After 2024-05-20 23:59:59 passes, the time window is complete and Dagster will add a new 2024-05-20 partition to the partition set. At this point, the process will repeat with the next time window of 2024-05-21.

If you need to customize the ending, or most recent partition in a set, use the end_offset parameter in the partition's config:

from dagster import DailyPartitionsDefinition

daily_partition_with_offset = DailyPartitionsDefinition(
    start_date="2024-05-20", end_offset=-1
)

Setting this parameter changes the partition that will be filled in at each schedule tick. Positive and negative integers are accepted, which will have the following effects:

  • Positive numbers, like 1, cause the schedule to fill in the partition of the current hour/day/week/month
  • Negative numbers, like -1, cause the schedule to fill in the partition of an earlier hour/day/week/month

Generally, the calculation for end_offset can be expressed as:

current_date - 1 type_of_partition + end_offset

Let's look at an example schedule that's partitioned by day and how different end_offset values would affect the most recent partition in the set. In this example, we're using a start date of 2024-05-20:

End offsetCalculated asEnding (most recent) partition
Offset of -12024-05-20 - 1 day + -1 day2024-05-18 (2 days prior to start date)
No offset2024-05-20 - 1 day + 0 days2024-05-19 (1 day prior to start date)
Offset of 12024-05-20 - 1 day + 1 day2024-05-20 (start date)

Working with static partitions#

Next, we'll demonstrate how to create a schedule for a job with a static partition. To do this, we'll construct the schedule from scratch using the @schedule decorator, rather than using a helper function like build_schedule_from_partitioned_job. This will allow more flexibility in determining which partitions should be run by the schedule.

In this example, the job is partitioned by continent:

from dagster import (
    AssetExecutionContext,
    Config,
    asset,
    define_asset_job,
    static_partitioned_config,
)

CONTINENTS = [
    "Africa",
    "Antarctica",
    "Asia",
    "Europe",
    "North America",
    "Oceania",
    "South America",
]


@static_partitioned_config(partition_keys=CONTINENTS)
def continent_config(partition_key: str):
    return {"ops": {"continents": {"config": {"continent_name": partition_key}}}}


class ContinentOpConfig(Config):
    continent_name: str


@asset
def continents(context: AssetExecutionContext, config: ContinentOpConfig):
    context.log.info(config.continent_name)
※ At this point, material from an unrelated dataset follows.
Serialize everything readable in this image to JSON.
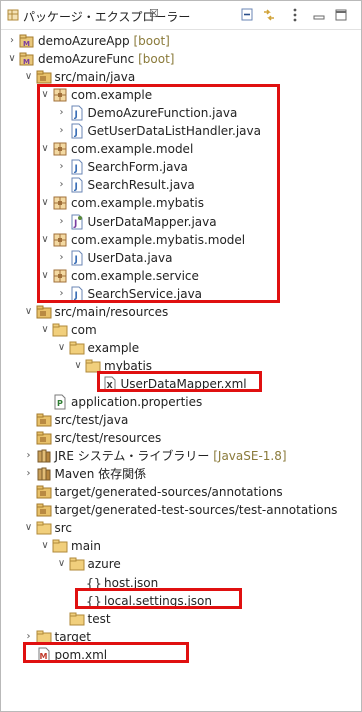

continent_job = define_asset_job(
    name="continent_job", selection=[continents], config=continent_config
)

Using the @schedule decorator, we'll write a schedule that targets each partition, or continent:

from dagster import RunRequest, schedule


@schedule(cron_schedule="0 0 * * *", job=continent_job)
def continent_schedule():
    for c in CONTINENTS:
        yield RunRequest(run_key=c, partition_key=c)

If we only want to target the Antarctica partition, we can create a schedule like the following:

from dagster import RunRequest, schedule


@schedule(cron_schedule="0 0 * * *", job=continent_job)
def antarctica_schedule():
    return RunRequest(partition_key="Antarctica")

APIs in this guide#

NameDescription
@scheduleDecorator that defines a schedule that executes according to a given cron schedule.
build_schedule_from_partitioned_jobA function that constructs a schedule whose interval matches the partitioning of a partitioned job.
RunRequestA class that represents all the information required to launch a single run.
define_asset_jobA function for defining a job from a selection of assets.
@jobThe decorator used to define a job.